CAGLIARI - «Il lavoro svolto ieri (sabato, per chi legge, ndr.) con i migranti arrivati a Cagliari dal personale medico e infermieristico, dalla Croce Rossa e Protezione civile, dai volontari e mediatori culturali, e tutte le persone che si sono rese disponibili, è stata una prova di grande solidarietà e professionalità, che restituisce una immagine di efficienza del sistema Sardegna, e voglio ringraziarli tutti». A dirlo, all’indomani dalle operazioni di sbarco degli 880 migranti al Porto Canale di Cagliari, è l’assessore regionale della Sanità Luigi Arru, che annuncia: «Faremo tesoro di questa positiva esperienza. Insieme alla Asl 8 stiamo ragionando per tradurre questo tipo di procedura in un nucleo organizzativo stabile e integrato pronto a intervenire in analoghe situazioni di emergenza».

Il piano di assistenza al Porto canale è stato coordinato da Silvana Tilocca, direttore del dipartimento di Prevenzione della Asl 8, insieme al 118, Protezione Civile, Croce Rossa, volontari, mediatori culturali, uomini del Corpo forestale, i medici della sanità marittima e le forze dell’ordine. Il percorso attivato sabato pomeriggio era già stato collaudato il 7 maggio per il precedente sbarco di 220 persone. Due medici della sanità marittima, saliti a bordo della nave, hanno preliminarmente verificato lo stato di salute delle persone. Nessun ricovero d’urgenza è stato necessario. Una volta scesi dall’imbarcazione, è stata attivata la procedura di emergenza-urgenza ricevendo le persone nelle tende della Asl e nell’ambulatorio mobile fornito dalla Protezione Civile per le visite, dopo un primo ristoro.

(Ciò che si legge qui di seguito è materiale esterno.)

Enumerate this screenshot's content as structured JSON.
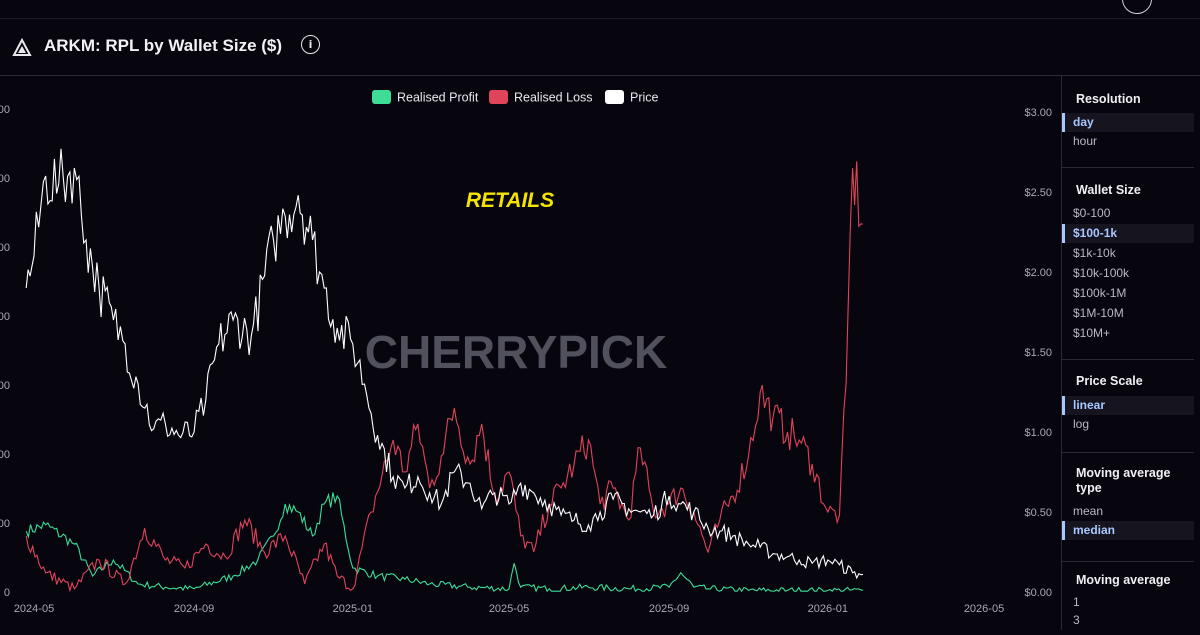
{
  "header": {
    "title": "ARKM: RPL by Wallet Size ($)",
    "info_icon": "info-circle-icon",
    "logo_icon": "arkham-logo-icon"
  },
  "sidebar": {
    "resolution": {
      "title": "Resolution",
      "options": [
        "day",
        "hour"
      ],
      "selected": 0
    },
    "wallet_size": {
      "title": "Wallet Size",
      "options": [
        "$0-100",
        "$100-1k",
        "$1k-10k",
        "$10k-100k",
        "$100k-1M",
        "$1M-10M",
        "$10M+"
      ],
      "selected": 1
    },
    "price_scale": {
      "title": "Price Scale",
      "options": [
        "linear",
        "log"
      ],
      "selected": 0
    },
    "ma_type": {
      "title": "Moving average type",
      "options": [
        "mean",
        "median"
      ],
      "selected": 1
    },
    "ma": {
      "title": "Moving average",
      "options": [
        "1",
        "3"
      ],
      "selected": -1
    }
  },
  "chart_data": {
    "type": "line",
    "legend": [
      {
        "name": "Realised Profit",
        "color": "#3ddc97"
      },
      {
        "name": "Realised Loss",
        "color": "#e0435a"
      },
      {
        "name": "Price",
        "color": "#ffffff"
      }
    ],
    "legend_position": "top-center",
    "annotation": "RETAILS",
    "watermark": "CHERRYPICK",
    "x_ticks": [
      "2024-05",
      "2024-09",
      "2025-01",
      "2025-05",
      "2025-09",
      "2026-01",
      "2026-05"
    ],
    "right_axis": {
      "ticks": [
        "$0.00",
        "$0.50",
        "$1.00",
        "$1.50",
        "$2.00",
        "$2.50",
        "$3.00"
      ],
      "range": [
        0,
        3
      ]
    },
    "left_axis_partial_labels": [
      "0",
      "00",
      "00",
      "00",
      "00",
      "00",
      "00",
      "00",
      "00"
    ],
    "price": {
      "x": [
        "2024-04-25",
        "2024-05-01",
        "2024-05-10",
        "2024-05-20",
        "2024-06-01",
        "2024-06-10",
        "2024-06-20",
        "2024-07-01",
        "2024-07-10",
        "2024-07-20",
        "2024-08-01",
        "2024-08-10",
        "2024-08-20",
        "2024-09-01",
        "2024-09-10",
        "2024-09-20",
        "2024-10-01",
        "2024-10-15",
        "2024-11-01",
        "2024-11-10",
        "2024-11-20",
        "2024-12-01",
        "2024-12-10",
        "2024-12-20",
        "2025-01-01",
        "2025-01-10",
        "2025-01-20",
        "2025-02-01",
        "2025-02-10",
        "2025-02-20",
        "2025-03-01",
        "2025-03-10",
        "2025-03-20",
        "2025-04-01",
        "2025-04-10",
        "2025-04-20",
        "2025-05-01",
        "2025-05-10",
        "2025-05-20",
        "2025-06-01",
        "2025-06-10",
        "2025-06-20",
        "2025-07-01",
        "2025-07-10",
        "2025-07-20",
        "2025-08-01",
        "2025-08-10",
        "2025-08-20",
        "2025-09-01",
        "2025-09-10",
        "2025-09-20",
        "2025-10-01",
        "2025-10-10",
        "2025-10-20",
        "2025-11-01",
        "2025-11-10",
        "2025-11-20",
        "2025-12-01",
        "2025-12-10",
        "2025-12-20",
        "2026-01-01",
        "2026-01-10",
        "2026-01-20",
        "2026-01-28"
      ],
      "y": [
        1.9,
        2.1,
        2.6,
        2.55,
        2.65,
        2.2,
        1.9,
        1.7,
        1.55,
        1.3,
        1.02,
        1.05,
        0.98,
        1.0,
        1.2,
        1.55,
        1.7,
        1.6,
        2.2,
        2.35,
        2.48,
        2.2,
        1.9,
        1.65,
        1.55,
        1.3,
        0.98,
        0.72,
        0.65,
        0.72,
        0.62,
        0.55,
        0.75,
        0.68,
        0.52,
        0.62,
        0.55,
        0.68,
        0.62,
        0.55,
        0.48,
        0.45,
        0.42,
        0.5,
        0.58,
        0.52,
        0.5,
        0.48,
        0.6,
        0.55,
        0.5,
        0.4,
        0.38,
        0.35,
        0.3,
        0.28,
        0.24,
        0.22,
        0.2,
        0.18,
        0.2,
        0.17,
        0.12,
        0.11
      ]
    },
    "realised_loss": {
      "x": [
        "2024-04-25",
        "2024-05-10",
        "2024-06-01",
        "2024-06-20",
        "2024-07-10",
        "2024-07-25",
        "2024-08-10",
        "2024-08-25",
        "2024-09-10",
        "2024-09-25",
        "2024-10-10",
        "2024-10-25",
        "2024-11-10",
        "2024-11-25",
        "2024-12-10",
        "2024-12-20",
        "2025-01-01",
        "2025-01-15",
        "2025-02-01",
        "2025-02-10",
        "2025-02-20",
        "2025-03-01",
        "2025-03-10",
        "2025-03-20",
        "2025-04-01",
        "2025-04-10",
        "2025-04-20",
        "2025-05-01",
        "2025-05-10",
        "2025-05-20",
        "2025-06-01",
        "2025-06-10",
        "2025-06-20",
        "2025-07-01",
        "2025-07-10",
        "2025-07-20",
        "2025-08-01",
        "2025-08-10",
        "2025-08-20",
        "2025-09-01",
        "2025-09-10",
        "2025-09-20",
        "2025-10-01",
        "2025-10-10",
        "2025-10-20",
        "2025-11-01",
        "2025-11-10",
        "2025-11-20",
        "2025-12-01",
        "2025-12-10",
        "2025-12-20",
        "2026-01-01",
        "2026-01-10",
        "2026-01-15",
        "2026-01-20",
        "2026-01-28"
      ],
      "y": [
        0.35,
        0.12,
        0.02,
        0.2,
        0.05,
        0.4,
        0.2,
        0.15,
        0.3,
        0.22,
        0.45,
        0.25,
        0.35,
        0.05,
        0.3,
        0.1,
        0.02,
        0.5,
        0.95,
        0.75,
        1.05,
        0.65,
        0.85,
        1.15,
        0.8,
        1.05,
        0.6,
        0.75,
        0.35,
        0.25,
        0.55,
        0.65,
        0.8,
        0.95,
        0.55,
        0.65,
        0.45,
        0.9,
        0.5,
        0.55,
        0.65,
        0.5,
        0.25,
        0.45,
        0.6,
        0.85,
        1.25,
        1.1,
        1.0,
        0.95,
        0.8,
        0.5,
        0.48,
        1.3,
        2.65,
        2.3
      ]
    },
    "realised_profit": {
      "x": [
        "2024-04-25",
        "2024-05-10",
        "2024-06-01",
        "2024-06-15",
        "2024-07-01",
        "2024-07-20",
        "2024-08-10",
        "2024-09-01",
        "2024-10-01",
        "2024-10-20",
        "2024-11-01",
        "2024-11-10",
        "2024-11-20",
        "2024-12-01",
        "2024-12-10",
        "2024-12-20",
        "2025-01-01",
        "2025-01-20",
        "2025-02-10",
        "2025-03-01",
        "2025-04-01",
        "2025-05-01",
        "2025-05-05",
        "2025-05-10",
        "2025-06-01",
        "2025-07-01",
        "2025-08-01",
        "2025-09-01",
        "2025-09-10",
        "2025-09-20",
        "2025-10-01",
        "2025-11-01",
        "2025-12-01",
        "2026-01-01",
        "2026-01-28"
      ],
      "y": [
        0.38,
        0.42,
        0.3,
        0.1,
        0.2,
        0.05,
        0.03,
        0.02,
        0.1,
        0.2,
        0.35,
        0.55,
        0.5,
        0.35,
        0.55,
        0.6,
        0.15,
        0.1,
        0.08,
        0.05,
        0.03,
        0.02,
        0.18,
        0.03,
        0.02,
        0.03,
        0.02,
        0.03,
        0.12,
        0.03,
        0.02,
        0.01,
        0.01,
        0.01,
        0.01
      ]
    }
  }
}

I 28 bambini sono stati accolti da quattro pediatri e dal personale infermieristico all’interno dell’ambulatorio, allestito con palloncini. Visitate anche le 155 donne, delle quali alcune gravide: tre sono state ricoverate con minaccia d’aborto. Dopo le donne ed i bambini sono stati visitati i padri, in maniera tale da favorire il rapido ricongiungimento dei nuclei familiari. Per tutti gli 880 migranti è stato effettuato un controllo di primo livello. In tanti hanno lamentato cefalee, dolori addominali e lombosacrali, muscolari dovuti alla postura, e per questi si è intervenuti con una rapida terapia sul posto. Altri hanno manifestato problemi dermatologici, oltre alla più comune e diffusa disidratazione. Per la misurazione della temperatura sono stati utilizzati anche dodici “Termofocus” in più (dispositivi che misurano la temperatura corporea a distanza) grazie alla collaborazione di “Federfama”. Sono stati compilati in duplice copia per ogni persona arrivata a Cagliari. Una copia andrà alla Prefettura ed una ai Comuni che daranno ospitalità, e che provvederanno alle visite di secondo livello in collaborazione con le Asl di riferimento.